Par un jugement n° 2104621 du 19 septembre 2022, le tribunal administratif de Strasbourg a rejeté la demande.
Mme C... A... a demandé au tribunal administratif de Strasbourg de prononcer la décharge, en droits et pénalités, du supplément d'impôt sur le revenu qui lui a été assigné au titre de l'année 2016.
Par un jugement n° 2106424 du 19 septembre 2022, le tribunal administratif de Strasbourg a rejeté la demande.
Procédure devant la cour :
I) Par une requête enregistrée le 10 novembre 2022, sous le numéro 22NC02815, M. B... A..., représenté par Me Ferretti et Me Heinrich, demande à la cour :
1°) d'annuler le jugement n° 2104621 ;
2°) de prononcer la décharge, en droits et pénalités, des impositions contestées ;
3°) de mettre à la charge de l'Etat une somme de 3 000 euros sur le fondement de l'article L. 761-1 du code de justice administrative.
Il soutient que :
- l'article 155 A du code général des impôts ne saurait être appliqué à son cas en ce qu'il ne contrôle pas la société El Lux, au sens de ces dispositions, en ne détenant que 10 % du capital social et en se bornant à être son gérant statutaire, dès lors que cette société est détenue à 80 % par une société WHBC Finance Consulting qui la contrôle effectivement ; en tout état de cause, la société El Lux exerce une activité de cabinet au sens de la doctrine administrative BOI-IR-DOMIC-30, n° 140, consistant dans la gestion de projet en matière d'urbanisme, de sorte que l'article 155 A ne peut pas être mis en œuvre ;
- la société El Lux a effectivement rendu les services facturés au moyen de son activité propre et la circonstance qu'elle a fait appel à la sous-traitance de la société GBI, dont la réalité des prestations est établie, n'y fait pas obstacle ; en conséquence c'est à tort que le service a considéré que les prestations de la société El Lux avaient été fournies à titre personnel par lui-même et son épouse ;
- la société GBI ayant été imposée en France à hauteur de 270 000 euros sur les montants qu'elle a facturés à la société El Lux, l'imposition en France des sommes facturées par la société El Lux elle-même constitue une double imposition prohibée par le Conseil Constitutionnel, seul le produit net de 10 000 euros pouvant être imposable en France ;
- en l'absence d'évasion fiscale à destination du Luxembourg et donc de fraude, le dispositif de l'article 155 A ne saurait être mis en œuvre sauf à méconnaître le principe d'application mesurée de la loi fiscale ;
- le revenu mis à sa charge dans la catégorie des bénéfices non commerciaux ne repose pas sur les recettes encaissées au cours de l'année d'imposition et ne tient aucun compte des dépenses nécessitées par l'exercice de la profession ; en l'occurrence, compte tenu des dépenses effectuées auprès de la société GBI Conseils, lesquelles sont bien nécessaires contrairement à ce qu'estime l'administration, seul un bénéfice de 10 000 euros aurait pu être imposé.

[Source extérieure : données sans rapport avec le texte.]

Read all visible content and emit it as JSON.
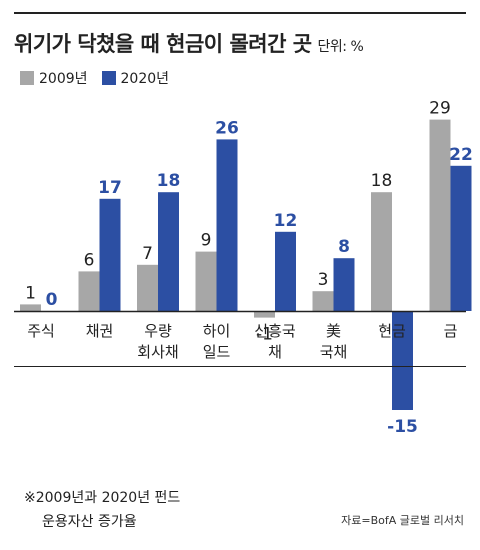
{
  "header": {
    "title": "위기가 닥쳤을 때 현금이 몰려간 곳",
    "unit": "단위: %"
  },
  "colors": {
    "series_2009": "#a7a7a7",
    "series_2020": "#2c4fa3",
    "axis": "#222222"
  },
  "chart_data": {
    "type": "bar",
    "categories": [
      [
        "주식"
      ],
      [
        "채권"
      ],
      [
        "우량",
        "회사채"
      ],
      [
        "하이",
        "일드"
      ],
      [
        "신흥국",
        "채"
      ],
      [
        "美",
        "국채"
      ],
      [
        "현금"
      ],
      [
        "금"
      ]
    ],
    "series": [
      {
        "name": "2009년",
        "values": [
          1,
          6,
          7,
          9,
          -1,
          3,
          18,
          29
        ]
      },
      {
        "name": "2020년",
        "values": [
          0,
          17,
          18,
          26,
          12,
          8,
          -15,
          22
        ]
      }
    ],
    "xlabel": "",
    "ylabel": "",
    "ylim": [
      -15,
      29
    ],
    "grid": false,
    "legend": "top-left"
  },
  "footnote": {
    "line1": "※2009년과 2020년 펀드",
    "line2": "운용자산 증가율"
  },
  "source": "자료=BofA 글로벌 리서치"
}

Par un mémoire enregistré le 12 mai 2023, le ministre de l'économie, des finances et de la souveraineté industrielle et numérique conclut au rejet de la requête.
Il soutient que les moyens invoqués ne sont pas fondés.
II) Par une requête enregistrée le 10 novembre 2022, sous le numéro 22NC02816, Mme C... A..., représentée par Me Ferretti et Me Heinrich, demande à la cour :
1°) d'annuler le jugement n° 2106424 ;
2°) de prononcer la décharge, en droits et pénalités, des impositions contestées
3°) de mettre à la charge de l'Etat une somme de 3 000 euros sur le fondement de l'article L. 761-1 du code de justice administrative.
Elle soutient que :
- elle n'exerce aucun contrôle sur la société luxembourgeoise El Lux ce qui exclut toute application de l'article 155 A du code général des impôts en ce qui la concerne ; en tout état de cause, la société El Lux exerce une activité de cabinet au sens de la doctrine administrative BOI-IR-DOMIC-30, n° 140, consistant dans la gestion de projet en matière d'urbanisme, de sorte que l'article 155 A ne peut pas être mis en œuvre ;
- la société El Lux a effectivement rendu les services facturés au moyen de son activité propre et la circonstance qu'elle a fait appel à la sous-traitance de la société GBI, dont la réalité des prestations est établie, n'y fait pas obstacle ; en conséquence c'est à tort que le service a considéré que les prestations de la société El Lux avaient été fournies à titre personnel par elle-même et son époux ;
- la société GBI ayant été imposée en France à hauteur de 270 000 euros sur les montants qu'elle a facturés à la société El Lux, l'imposition en France des sommes facturées par la société El Lux elle-même constitue une double imposition prohibée par le Conseil Constitutionnel, seul le produit net de 10 000 euros pouvant être imposable en France ;
- en l'absence d'évasion fiscale à destination du Luxembourg et donc de fraude, le dispositif de l'article 155 A ne saurait être mis en œuvre sauf à méconnaître le principe d'application mesurée de la loi fiscale ;
- le revenu mis à sa charge dans la catégorie des bénéfices non commerciaux ne repose pas sur les recettes encaissées au cours de l'année d'imposition et ne tient aucun compte des dépenses nécessitées par l'exercice de la profession ; en l'occurrence, compte tenu des dépenses effectuées auprès de la société GBI Conseils, lesquelles sont bien nécessaires contrairement à ce qu'estime l'administration, seul un bénéfice de 10 000 euros aurait pu être imposé.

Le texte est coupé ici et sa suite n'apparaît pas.